FTR, he is 24, not gay, and has a college degree, only the second in the family after my husband.
I’m sure he’d have the exact same reaction as a fifty-year-old White male from the suburbs of the American Midwest, I’ll tell you that much, and validate every single one of that person’s opinions with an unimpeachable authority.
Have Gun Will Travel had an episode where a schoolteacher was being attacked for teaching an inconvenient, though correct piece of history. So I bet you are right. Westerns could address controversial topics in the same way as SF. Whatever show this was, it reminds me of Fahrenheit 451 in message.
A friend with a graduate degree, told of his parents who would tell him in HS to get his homework done; his friends’ parents, in a working class neighborhood, would scold their kids for sitting around doing nothing - go get a job!
That sounds very similar, but it doesn’t mention the father being physically abusive, and my hazy recollections include just one son, who didn’t have behavioral issues. There was a very specific scene where the main adult character happens to walk in on the boy as he’s putting on his shirt, and sees the boy’s back covered in welts from a whipping. And the actual teaching wasn’t taking place in school — the father wouldn’t allow the son to attend. Rather, the boy and the teacher were meeting secretly for lessons.

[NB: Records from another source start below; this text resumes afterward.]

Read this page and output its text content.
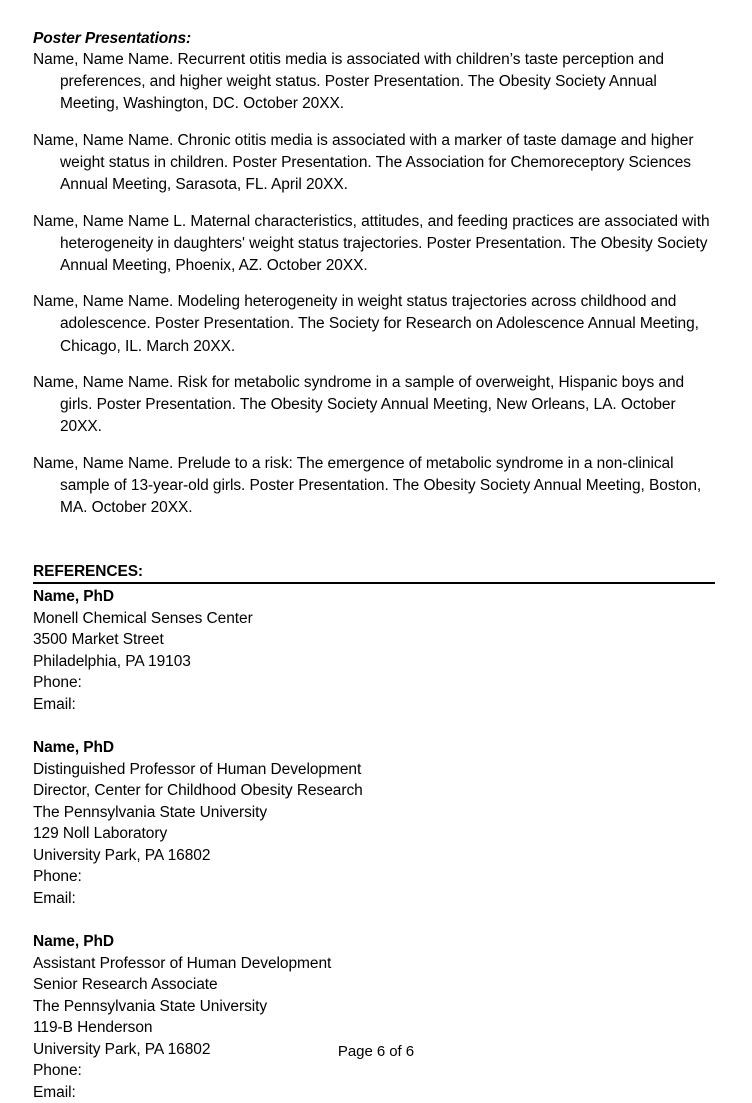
Poster Presentations:

Name, Name Name. Recurrent otitis media is associated with children’s taste perception and preferences, and higher weight status. Poster Presentation. The Obesity Society Annual Meeting, Washington, DC. October 20XX.

Name, Name Name. Chronic otitis media is associated with a marker of taste damage and higher weight status in children. Poster Presentation. The Association for Chemoreceptory Sciences Annual Meeting, Sarasota, FL. April 20XX.

Name, Name Name L. Maternal characteristics, attitudes, and feeding practices are associated with heterogeneity in daughters' weight status trajectories. Poster Presentation. The Obesity Society Annual Meeting, Phoenix, AZ. October 20XX.

Name, Name Name. Modeling heterogeneity in weight status trajectories across childhood and adolescence. Poster Presentation. The Society for Research on Adolescence Annual Meeting, Chicago, IL. March 20XX.

Name, Name Name. Risk for metabolic syndrome in a sample of overweight, Hispanic boys and girls. Poster Presentation. The Obesity Society Annual Meeting, New Orleans, LA. October 20XX.

Name, Name Name. Prelude to a risk: The emergence of metabolic syndrome in a non-clinical sample of 13-year-old girls. Poster Presentation. The Obesity Society Annual Meeting, Boston, MA. October 20XX.

REFERENCES:
Name, PhD
Monell Chemical Senses Center
3500 Market Street
Philadelphia, PA 19103
Phone:
Email:
Name, PhD
Distinguished Professor of Human Development
Director, Center for Childhood Obesity Research
The Pennsylvania State University
129 Noll Laboratory
University Park, PA 16802
Phone:
Email:
Name, PhD
Assistant Professor of Human Development
Senior Research Associate
The Pennsylvania State University
119-B Henderson
University Park, PA 16802
Phone:
Email:
Page 6 of 6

Arg, trying to accurately recall something I saw 30+ years ago is frustrating. Did I actually see what I “remember”, or has time embellished the memory?
I was going to suggest *The Rifleman *as well, but I think this trope appears in quite a few Western T.V. show episodes.
Albert A. Michelson, the first American to win the Nobel Prize in Physics. He grew up in Virginia City, where Bonanza is set. Early episodes of Bonanza often incorporated real historical people who lived in or visited Virginia City, like Mark Twain, Charles Dickens and Lillie Langtry. Of course the whole story about his father and the illiteracy was completely fictional. Michelson’s family were Jews from Poland and his father was a merchant.
I remember looking Michelson up years ago after I saw the episode, and being disappointed that the backstory wasn’t based on fact.